Prenderemo a modello lo straordinario testo scritto dall’autrice spagnola Marta Peirano, dal titolo El enemigo conoce el sistema (Il nemico conosce il sistema). In questo libro la giornalista passa a setaccio il modo in cui il funzionamento della nostra mente ci rende vulnerabili, e molto, agli interessi di determinati settori, in particolare quando si tratta di trovare una motivazione al consumo.
Il sistema ci fa sentire in colpa
Oggi, ad esempio, sappiamo che una melodia gioiosa ci spinge a un acquisto più immediato, che la musica rilassante ci invita a rimanere più a lungo in un posto. Cosa si ascolta in un centro commerciale? Che musica di sottofondo viene diffusa in un negozio di articoli particolarmente cari? Ovviamente, poi, arriviamo a casa. Immaginiamo come potremmo sentirci dopo avere fatto acquisti di cui non avevamo bisogno o dopo aver speso tanti soldi? Ebbene sì, il sistema ci fa sentire in colpa.
Ci sentiamo in colpa anche quando non riusciamo a smettere di mangiare cibo spazzatura.

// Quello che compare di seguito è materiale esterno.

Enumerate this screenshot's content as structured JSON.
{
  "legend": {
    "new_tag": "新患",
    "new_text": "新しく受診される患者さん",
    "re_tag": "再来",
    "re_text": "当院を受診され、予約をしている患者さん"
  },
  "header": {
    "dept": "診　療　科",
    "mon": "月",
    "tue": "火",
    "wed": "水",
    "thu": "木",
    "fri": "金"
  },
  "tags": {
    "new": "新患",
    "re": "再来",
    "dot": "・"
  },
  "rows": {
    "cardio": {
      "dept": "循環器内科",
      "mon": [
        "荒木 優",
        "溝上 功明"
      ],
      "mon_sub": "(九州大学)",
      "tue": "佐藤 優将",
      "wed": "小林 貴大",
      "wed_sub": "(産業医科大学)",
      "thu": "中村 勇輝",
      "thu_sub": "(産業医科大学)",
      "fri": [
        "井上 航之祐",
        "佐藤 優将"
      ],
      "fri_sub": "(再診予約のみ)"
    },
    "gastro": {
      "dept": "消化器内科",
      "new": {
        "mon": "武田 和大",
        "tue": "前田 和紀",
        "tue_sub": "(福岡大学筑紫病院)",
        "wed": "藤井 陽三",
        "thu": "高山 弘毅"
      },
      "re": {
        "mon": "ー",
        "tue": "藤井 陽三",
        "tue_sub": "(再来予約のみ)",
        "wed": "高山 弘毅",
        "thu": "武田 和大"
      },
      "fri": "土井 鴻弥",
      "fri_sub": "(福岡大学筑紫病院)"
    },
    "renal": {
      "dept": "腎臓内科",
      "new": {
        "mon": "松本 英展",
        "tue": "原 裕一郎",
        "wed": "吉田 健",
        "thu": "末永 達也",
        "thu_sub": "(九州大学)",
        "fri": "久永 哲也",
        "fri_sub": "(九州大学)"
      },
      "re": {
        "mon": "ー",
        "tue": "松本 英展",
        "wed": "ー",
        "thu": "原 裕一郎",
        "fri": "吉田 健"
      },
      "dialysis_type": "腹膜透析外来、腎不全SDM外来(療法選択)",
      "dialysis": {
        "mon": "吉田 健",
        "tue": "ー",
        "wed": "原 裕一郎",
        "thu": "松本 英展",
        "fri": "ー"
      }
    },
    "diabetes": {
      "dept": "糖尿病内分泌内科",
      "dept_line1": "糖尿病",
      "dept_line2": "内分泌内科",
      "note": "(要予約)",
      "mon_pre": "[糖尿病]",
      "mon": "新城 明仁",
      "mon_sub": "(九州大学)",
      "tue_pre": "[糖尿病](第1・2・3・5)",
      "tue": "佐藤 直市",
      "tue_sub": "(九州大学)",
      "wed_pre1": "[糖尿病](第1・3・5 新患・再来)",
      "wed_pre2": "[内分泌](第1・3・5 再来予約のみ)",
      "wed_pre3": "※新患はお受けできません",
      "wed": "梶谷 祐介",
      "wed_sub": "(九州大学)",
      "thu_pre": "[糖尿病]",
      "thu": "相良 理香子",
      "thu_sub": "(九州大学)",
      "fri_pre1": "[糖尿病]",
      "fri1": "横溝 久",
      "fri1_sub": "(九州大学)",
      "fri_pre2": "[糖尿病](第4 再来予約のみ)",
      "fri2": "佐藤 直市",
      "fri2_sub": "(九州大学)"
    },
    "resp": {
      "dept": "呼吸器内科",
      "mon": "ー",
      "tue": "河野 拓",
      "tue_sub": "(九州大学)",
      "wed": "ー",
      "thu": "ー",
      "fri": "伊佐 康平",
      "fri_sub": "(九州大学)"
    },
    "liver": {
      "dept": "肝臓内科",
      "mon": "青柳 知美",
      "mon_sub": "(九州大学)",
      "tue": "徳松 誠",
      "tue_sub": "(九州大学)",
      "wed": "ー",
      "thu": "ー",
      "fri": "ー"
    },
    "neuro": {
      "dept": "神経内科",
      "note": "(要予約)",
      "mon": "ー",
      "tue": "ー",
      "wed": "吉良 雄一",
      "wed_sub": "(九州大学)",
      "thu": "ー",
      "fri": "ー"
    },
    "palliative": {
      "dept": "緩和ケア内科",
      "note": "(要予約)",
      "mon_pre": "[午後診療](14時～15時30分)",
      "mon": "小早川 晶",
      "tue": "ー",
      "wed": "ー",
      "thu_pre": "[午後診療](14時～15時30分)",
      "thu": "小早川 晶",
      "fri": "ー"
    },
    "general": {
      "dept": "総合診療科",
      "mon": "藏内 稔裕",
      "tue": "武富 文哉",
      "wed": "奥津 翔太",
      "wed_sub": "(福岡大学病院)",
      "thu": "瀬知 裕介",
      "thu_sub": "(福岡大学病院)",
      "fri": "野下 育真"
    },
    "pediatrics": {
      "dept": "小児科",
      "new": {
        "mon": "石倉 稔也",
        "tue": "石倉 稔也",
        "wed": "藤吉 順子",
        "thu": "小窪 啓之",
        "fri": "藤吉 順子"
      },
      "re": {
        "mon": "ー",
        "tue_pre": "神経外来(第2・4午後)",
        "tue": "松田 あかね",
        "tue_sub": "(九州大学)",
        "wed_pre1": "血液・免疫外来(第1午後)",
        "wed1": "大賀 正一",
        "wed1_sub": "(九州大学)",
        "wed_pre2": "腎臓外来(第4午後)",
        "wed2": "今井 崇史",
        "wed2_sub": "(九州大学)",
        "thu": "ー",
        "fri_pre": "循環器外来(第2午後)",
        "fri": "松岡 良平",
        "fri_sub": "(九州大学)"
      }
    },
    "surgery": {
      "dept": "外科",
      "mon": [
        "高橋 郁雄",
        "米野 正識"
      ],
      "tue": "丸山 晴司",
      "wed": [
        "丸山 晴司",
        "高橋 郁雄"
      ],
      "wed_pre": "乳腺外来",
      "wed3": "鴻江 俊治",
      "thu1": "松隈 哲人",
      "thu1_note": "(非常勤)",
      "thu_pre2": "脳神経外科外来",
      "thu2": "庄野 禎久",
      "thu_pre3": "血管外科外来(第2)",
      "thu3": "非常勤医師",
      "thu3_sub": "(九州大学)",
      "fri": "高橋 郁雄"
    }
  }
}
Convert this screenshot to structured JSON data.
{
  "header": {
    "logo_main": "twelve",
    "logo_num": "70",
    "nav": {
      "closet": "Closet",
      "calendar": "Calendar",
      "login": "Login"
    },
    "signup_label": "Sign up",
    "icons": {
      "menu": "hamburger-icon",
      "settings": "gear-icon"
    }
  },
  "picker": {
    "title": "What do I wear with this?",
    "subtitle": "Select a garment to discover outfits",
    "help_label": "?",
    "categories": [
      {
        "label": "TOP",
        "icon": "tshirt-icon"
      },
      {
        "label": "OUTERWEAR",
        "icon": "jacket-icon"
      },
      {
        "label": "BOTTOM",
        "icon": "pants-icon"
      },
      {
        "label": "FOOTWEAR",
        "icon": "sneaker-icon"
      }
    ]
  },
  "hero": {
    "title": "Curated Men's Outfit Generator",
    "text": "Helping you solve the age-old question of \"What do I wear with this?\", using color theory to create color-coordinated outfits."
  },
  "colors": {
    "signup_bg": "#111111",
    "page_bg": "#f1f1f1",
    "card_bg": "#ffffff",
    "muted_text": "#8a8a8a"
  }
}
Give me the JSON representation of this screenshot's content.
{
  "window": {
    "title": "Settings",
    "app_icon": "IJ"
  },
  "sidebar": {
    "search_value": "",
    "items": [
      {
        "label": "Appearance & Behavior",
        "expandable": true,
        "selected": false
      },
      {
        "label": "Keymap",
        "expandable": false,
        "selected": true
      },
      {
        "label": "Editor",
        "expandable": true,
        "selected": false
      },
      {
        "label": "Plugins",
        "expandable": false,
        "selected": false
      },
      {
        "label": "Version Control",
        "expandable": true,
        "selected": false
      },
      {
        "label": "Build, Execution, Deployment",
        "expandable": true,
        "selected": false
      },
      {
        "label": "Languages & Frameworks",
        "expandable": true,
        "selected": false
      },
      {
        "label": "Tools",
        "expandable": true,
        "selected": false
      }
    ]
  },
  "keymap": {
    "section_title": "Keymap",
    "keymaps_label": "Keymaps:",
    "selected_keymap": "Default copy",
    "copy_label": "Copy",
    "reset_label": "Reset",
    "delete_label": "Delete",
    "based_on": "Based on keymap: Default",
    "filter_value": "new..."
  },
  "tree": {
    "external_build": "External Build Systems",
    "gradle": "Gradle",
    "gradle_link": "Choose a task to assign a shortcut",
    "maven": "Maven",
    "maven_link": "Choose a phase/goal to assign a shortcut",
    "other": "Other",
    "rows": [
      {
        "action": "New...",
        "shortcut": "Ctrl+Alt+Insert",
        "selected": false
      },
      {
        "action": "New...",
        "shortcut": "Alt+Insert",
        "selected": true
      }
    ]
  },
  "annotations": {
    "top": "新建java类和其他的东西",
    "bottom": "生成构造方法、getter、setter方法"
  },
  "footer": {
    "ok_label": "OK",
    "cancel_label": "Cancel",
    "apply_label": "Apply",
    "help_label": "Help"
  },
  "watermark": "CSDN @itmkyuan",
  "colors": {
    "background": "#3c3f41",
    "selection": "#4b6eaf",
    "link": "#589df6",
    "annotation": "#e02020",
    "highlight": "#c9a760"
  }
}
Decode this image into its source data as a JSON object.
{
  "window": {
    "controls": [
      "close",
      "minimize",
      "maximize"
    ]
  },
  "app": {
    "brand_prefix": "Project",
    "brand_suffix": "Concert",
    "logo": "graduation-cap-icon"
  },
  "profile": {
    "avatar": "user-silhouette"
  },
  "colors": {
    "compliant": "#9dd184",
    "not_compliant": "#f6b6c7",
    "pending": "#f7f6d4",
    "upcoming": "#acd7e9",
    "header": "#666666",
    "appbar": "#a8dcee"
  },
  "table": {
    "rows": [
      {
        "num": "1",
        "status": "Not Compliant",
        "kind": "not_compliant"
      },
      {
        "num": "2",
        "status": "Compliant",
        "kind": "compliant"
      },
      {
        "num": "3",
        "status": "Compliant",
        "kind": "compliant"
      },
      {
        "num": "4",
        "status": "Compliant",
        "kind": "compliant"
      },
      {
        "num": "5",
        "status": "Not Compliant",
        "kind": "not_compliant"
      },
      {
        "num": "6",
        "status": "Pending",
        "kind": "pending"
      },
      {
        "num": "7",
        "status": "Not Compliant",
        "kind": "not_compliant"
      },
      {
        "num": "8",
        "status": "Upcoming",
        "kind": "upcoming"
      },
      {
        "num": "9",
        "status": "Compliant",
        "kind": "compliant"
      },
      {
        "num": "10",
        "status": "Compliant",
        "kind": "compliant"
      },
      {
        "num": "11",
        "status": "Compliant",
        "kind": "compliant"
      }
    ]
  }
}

Quando promettiamo a noi stessi più e più volte di migliorare la nostra dieta, salvo poi “fallire”. Ci pensiamo mai a come viene ideato questo cibo?
Parafrasando le parole di Marta Peirano, preferiamo pensare di essere dei mangioni senza un briciolo di disciplina piuttosto che pensare che uno dei sistemi più potenti e tossici del pianeta tenga in piedi un team di geni straordinariamente motivati, con salari da capogiri e laboratori muniti di tecnologia di ultimissima generazione, il cui unico scopo è quello di manipolarci, senza che ce ne accorgiamo.
Questo significa che c’è un immenso numero di persone e altrettanti processi tecnologici che lavorano per annullare la nostra volontà. Vi domandiamo dunque: vi siete mai fermati a pensare al potere che dovete affrontare?
A tutto un intero sistema che vende cibo a poco prezzo e davvero poco saziante, a causa del suo basso valore nutrizionale. Da ciò scaturisce un paradosso: la presenza di persone obese e al tempo stesso malnutrite, vittime di porzioni molto scarse, che nulla hanno a che vedere con la qualità.
Pensati per le persone che fanno della scelta del cibo da consumare un atto impulsivo, perché scarsamente motivati a causa del poco tempo o della poca energia cognitiva, e per le numerose pressioni da sopportare. D’altra parte, davanti alla crescente preoccupazione sociale nei confronti della dieta, molte delle ricette della tradizione stanno assumendo le vesti di ricette sane.
Non è raro vedere sulle confezioni di queste ultime gente che fa sport o frasi che attirano l’attenzione, distraendo dal contenuto del prodotto. Ecco il modo in cui l’industria alimentare fa nascere in noi il senso di colpa.
Alcune compagnie hanno cercato di ridurre la quantità di zucchero nei cibi che producono; tuttavia, le loro statistiche hanno poi evidenziato un calo nelle vendite. Come dice bene Marta Peirano, “è più facile provocare una dipendenza che porre fine a quest’ultima”.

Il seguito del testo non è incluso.